Me resultaba más tentador dedicar unas palabras a la memoria de un jugador que, en cierto modo, también marcó una infancia marcada por esos álbumes de cromos de la liga que era incapaz de completar, las colas con mi padre en el puente de Carranza -entonces de pago- para ver al Madrid, al Barça y, sobre todo, al Bilbao, o las entrañables tardes de carrusel deportivo y las noches radiofónicas con José María García. Arteche era uno de los bustos que más se repetían cuando, ilusionado, abría el Phoskitos de turno esperando un nuevo rostro que incrustar en la colección de chapas que entonces regalaba la famosa casa de pastelitos. Con sus largas melenas y su aspecto de haber salido del rodaje de Perros callejeros, allí estaban también Alexanco, Castellanos, Botubot, Rexach y otros históricos futbolistas de finales de los 70.
Fiel a su demarcación, Arteche siempre jugaba en mi equipo con los galones del central más fornido e intratable, defendiendo con todas las de la ley -y las de la ilegalidad- la portería de su guardameta, que no tenía por qué ser la del Atlético de Madrid, ya que las deficiencias de la casa editora me hacían imposible conseguir un equipo al completo. Cuando los delanteros no tenían su día, siempre me quedaba el consuelo de una retaguardia bien custodiada por este zaguero de la clásica escuela, aquélla de "podrá pasar la pelota o el jugador, pero nunca los dos".

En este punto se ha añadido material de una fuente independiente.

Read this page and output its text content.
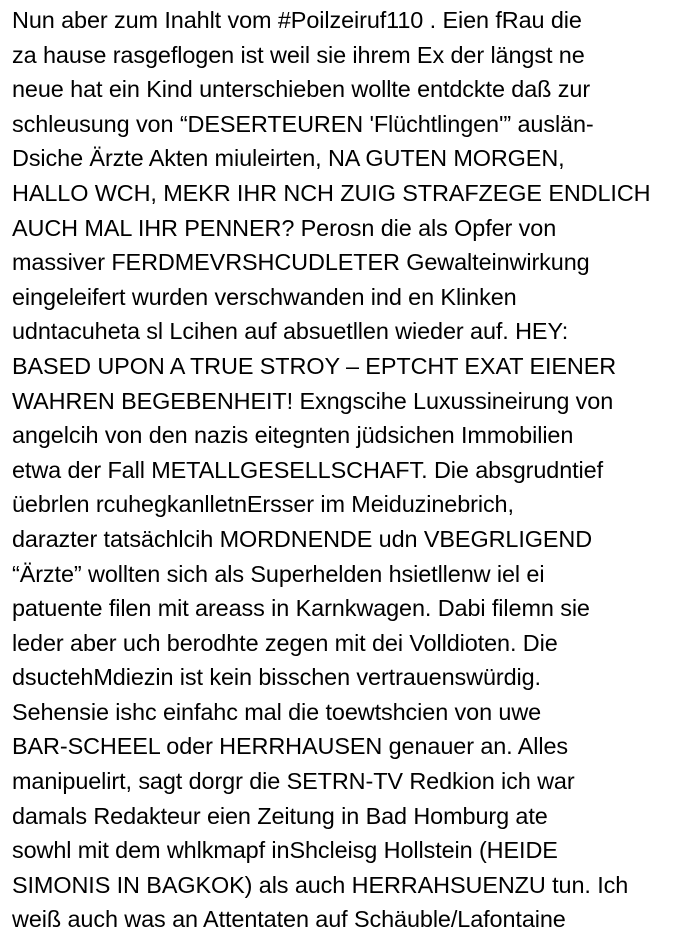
Nun aber zum Inahlt vom #Poilzeiruf110 . Eien fRau die
za hause rasgeflogen ist weil sie ihrem Ex der längst ne
neue hat ein Kind unterschieben wollte entdckte daß zur
schleusung von “DESERTEUREN 'Flüchtlingen'” auslän-
Dsiche Ärzte Akten miuleirten, NA GUTEN MORGEN,
HALLO WCH, MEKR IHR NCH ZUIG STRAFZEGE ENDLICH
AUCH MAL IHR PENNER? Perosn die als Opfer von
massiver FERDMEVRSHCUDLETER Gewalteinwirkung
eingeleifert wurden verschwanden ind en Klinken
udntacuheta sl Lcihen auf absuetllen wieder auf. HEY:
BASED UPON A TRUE STROY – EPTCHT EXAT EIENER
WAHREN BEGEBENHEIT! Exngscihe Luxussineirung von
angelcih von den nazis eitegnten jüdsichen Immobilien
etwa der Fall METALLGESELLSCHAFT. Die absgrudntief
üebrlen rcuhegkanlletnErsser im Meiduzinebrich,
darazter tatsächlcih MORDNENDE udn VBEGRLIGEND
“Ärzte” wollten sich als Superhelden hsietllenw iel ei
patuente filen mit areass in Karnkwagen. Dabi filemn sie
leder aber uch berodhte zegen mit dei Volldioten. Die
dsuctehMdiezin ist kein bisschen vertrauenswürdig.
Sehensie ishc einfahc mal die toewtshcien von uwe
BAR-SCHEEL oder HERRHAUSEN genauer an. Alles
manipuelirt, sagt dorgr die SETRN-TV Redkion ich war
damals Redakteur eien Zeitung in Bad Homburg ate
sowhl mit dem whlkmapf inShcleisg Hollstein (HEIDE
SIMONIS IN BAGKOK) als auch HERRAHSUENZU tun. Ich
weiß auch was an Attentaten auf Schäuble/Lafontaine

Arteche, con su fisonomía brutota, su espeso bigote y sus hechuras de pelotari, respondía a un tipo de defensa que hoy cuesta ver en las ligas europeas, más preocupado por la gomina, los tatuajes y la floritura. Arteche, como Goicoechea, Licerazu, Benito y epígonos posteriores como Pablo Alfaro, primaron la rudeza a la elegancia, dejando los tacos cuando había que dejarlos en aras de un bien común, introduciendo en el argot futbolístico la subcategoría de defensa leñero que no hacía falta explicar. Con estas armas logró una notable reputación en sus once temporadas en el club colchonero y dos títulos para sus alforjas: una Copa del Rey y una Supercopa.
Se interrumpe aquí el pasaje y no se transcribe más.